A burst of cerebral activity which could have been triggered by her proximity and, because of the subtle affinity with the sick gained during her years of service, she had sensed it with a talent barely suspected. Kooga studied her as she stood beside the bed. An ordinary, honest, hard-working woman with an ingrained deference to those in authority. Questioned by the Cyclan physicians she would repeat what she had said and their questions as to the recorder he would do without. To discharge her would be simple yet that, in itself, could give rise to questions. Good nurses were simply not thrown aside without cause.

He said, 'As I remember it, nurse, you are due for a vacation. Certainly you merit a reward for your dedicated service. A month, I think, would not be too long. Starting immediately.'

'Doctor?'

He saw her puzzlement and guessed its cause; he was not noted for generosity or undue concern with the welfare of those beneath him. Deliberately he grew brusque.

'Aren't you due for vacation? I must be mistaken. However I am making other arrangements for this patient and you will no longer be needed. I was thinking of the Bilton Resort-you could fill in as emergency medical staff. I owe the resident practitioner a favor and you could help to repay it.' To explain too much would be a mistake; one he avoided by an abrupt termination of the subject. 'I will make all arrangements. Be ready to leave by morning.'

Alone he looked at the figure lying supine on the bed. Closing his eyes he tried to capture the feeling the nurse had mentioned but he lacked her affinity and gained nothing from the experiment. Opening his eyes, he studied the interplay of the telltales, the winking gleams which held a subtle mockery.

The visible signs of cerebral activity of a man with a brain grown too big for his skull.

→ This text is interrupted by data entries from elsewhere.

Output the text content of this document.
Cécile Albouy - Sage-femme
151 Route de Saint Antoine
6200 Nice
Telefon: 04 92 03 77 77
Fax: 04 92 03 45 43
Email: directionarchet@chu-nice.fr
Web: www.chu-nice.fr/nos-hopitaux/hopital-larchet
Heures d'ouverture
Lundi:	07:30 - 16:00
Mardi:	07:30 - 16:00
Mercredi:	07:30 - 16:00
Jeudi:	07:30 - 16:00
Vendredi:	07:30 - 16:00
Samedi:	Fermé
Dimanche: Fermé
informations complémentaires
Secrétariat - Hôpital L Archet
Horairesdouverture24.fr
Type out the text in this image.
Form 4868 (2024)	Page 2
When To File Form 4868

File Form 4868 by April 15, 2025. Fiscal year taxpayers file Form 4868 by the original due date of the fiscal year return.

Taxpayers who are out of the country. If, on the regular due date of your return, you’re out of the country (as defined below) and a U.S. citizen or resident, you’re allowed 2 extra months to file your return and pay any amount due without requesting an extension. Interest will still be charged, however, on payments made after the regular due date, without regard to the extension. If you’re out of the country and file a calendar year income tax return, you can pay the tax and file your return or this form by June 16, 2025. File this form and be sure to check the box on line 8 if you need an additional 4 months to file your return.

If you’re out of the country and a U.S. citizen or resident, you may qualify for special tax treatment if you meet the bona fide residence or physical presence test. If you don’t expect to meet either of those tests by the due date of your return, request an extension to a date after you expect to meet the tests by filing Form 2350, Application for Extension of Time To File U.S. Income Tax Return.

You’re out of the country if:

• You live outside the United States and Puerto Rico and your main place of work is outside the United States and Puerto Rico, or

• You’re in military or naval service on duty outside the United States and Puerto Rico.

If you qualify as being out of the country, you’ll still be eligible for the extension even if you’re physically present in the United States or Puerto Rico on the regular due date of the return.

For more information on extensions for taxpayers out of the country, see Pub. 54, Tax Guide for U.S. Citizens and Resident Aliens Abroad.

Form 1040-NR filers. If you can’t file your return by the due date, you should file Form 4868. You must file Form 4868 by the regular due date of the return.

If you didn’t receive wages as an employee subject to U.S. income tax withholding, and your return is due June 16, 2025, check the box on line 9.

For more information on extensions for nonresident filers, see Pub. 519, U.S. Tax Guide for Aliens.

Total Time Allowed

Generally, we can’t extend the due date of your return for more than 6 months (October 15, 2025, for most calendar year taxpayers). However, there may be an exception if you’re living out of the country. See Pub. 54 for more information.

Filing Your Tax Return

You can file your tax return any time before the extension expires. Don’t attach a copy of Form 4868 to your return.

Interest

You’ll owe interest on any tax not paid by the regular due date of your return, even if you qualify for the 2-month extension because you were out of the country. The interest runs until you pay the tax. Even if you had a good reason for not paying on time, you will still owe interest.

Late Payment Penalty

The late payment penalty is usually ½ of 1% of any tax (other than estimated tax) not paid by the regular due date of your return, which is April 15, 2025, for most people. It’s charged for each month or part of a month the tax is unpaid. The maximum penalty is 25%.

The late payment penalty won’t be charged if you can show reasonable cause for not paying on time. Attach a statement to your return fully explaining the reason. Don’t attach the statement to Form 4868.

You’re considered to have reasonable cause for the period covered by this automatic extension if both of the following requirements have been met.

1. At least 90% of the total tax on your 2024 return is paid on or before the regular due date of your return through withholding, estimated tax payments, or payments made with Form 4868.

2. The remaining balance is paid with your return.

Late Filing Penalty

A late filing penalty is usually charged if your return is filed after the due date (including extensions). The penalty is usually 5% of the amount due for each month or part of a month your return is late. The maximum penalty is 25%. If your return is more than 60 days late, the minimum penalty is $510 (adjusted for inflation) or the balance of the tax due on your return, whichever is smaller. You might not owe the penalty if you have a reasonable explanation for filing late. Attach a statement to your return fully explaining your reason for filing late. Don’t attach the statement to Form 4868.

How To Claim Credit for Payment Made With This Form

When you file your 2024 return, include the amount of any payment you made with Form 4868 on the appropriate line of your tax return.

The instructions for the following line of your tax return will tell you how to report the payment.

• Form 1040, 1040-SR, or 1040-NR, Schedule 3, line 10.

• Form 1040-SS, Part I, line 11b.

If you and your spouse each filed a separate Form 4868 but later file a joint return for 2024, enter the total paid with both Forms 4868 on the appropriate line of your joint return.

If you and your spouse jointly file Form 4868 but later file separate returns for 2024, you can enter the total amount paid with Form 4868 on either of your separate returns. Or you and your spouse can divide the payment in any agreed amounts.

One more dead than alive yet who, if the nurse was correct, was screaming for help.

To whom?

Chapter Eight

Chenault said, 'I owe you an apology, Earl. We should have met earlier.'

'Two days ago.' Dumarest was blunt. 'I had your promise.'

'I was not allowed to keep it.' Chenault lifted his shoulders in a shrug. 'At times Toyanna can be a veritable bully and she has the means to enforce her will. However, as I hear it, you have been pleasantly occupied.'

With the realization of a dream but Dumarest made no comment, looking instead at the study in which they sat. It was as it had been before; filled with the musty smells of old paper, leather, ancient oils. The repository of things long dead and things he hoped were still alive. On the table before him a decanter of ruby wine threw a warm patch of luminescence on the polished wood.

'Legends,' mused Chenault. 'Stories from ancient times each holding a grain of truth. Dazym Negaso claims that a legend is, in reality, a means of passing a message from one generation to another. In order to be effective that message has to be simple and repetitious as well as holding its own attraction. So we talk of Eden, a place of ease and plenty. A place in which none knows pain. One in which all needs are satisfied. Things all find enticing.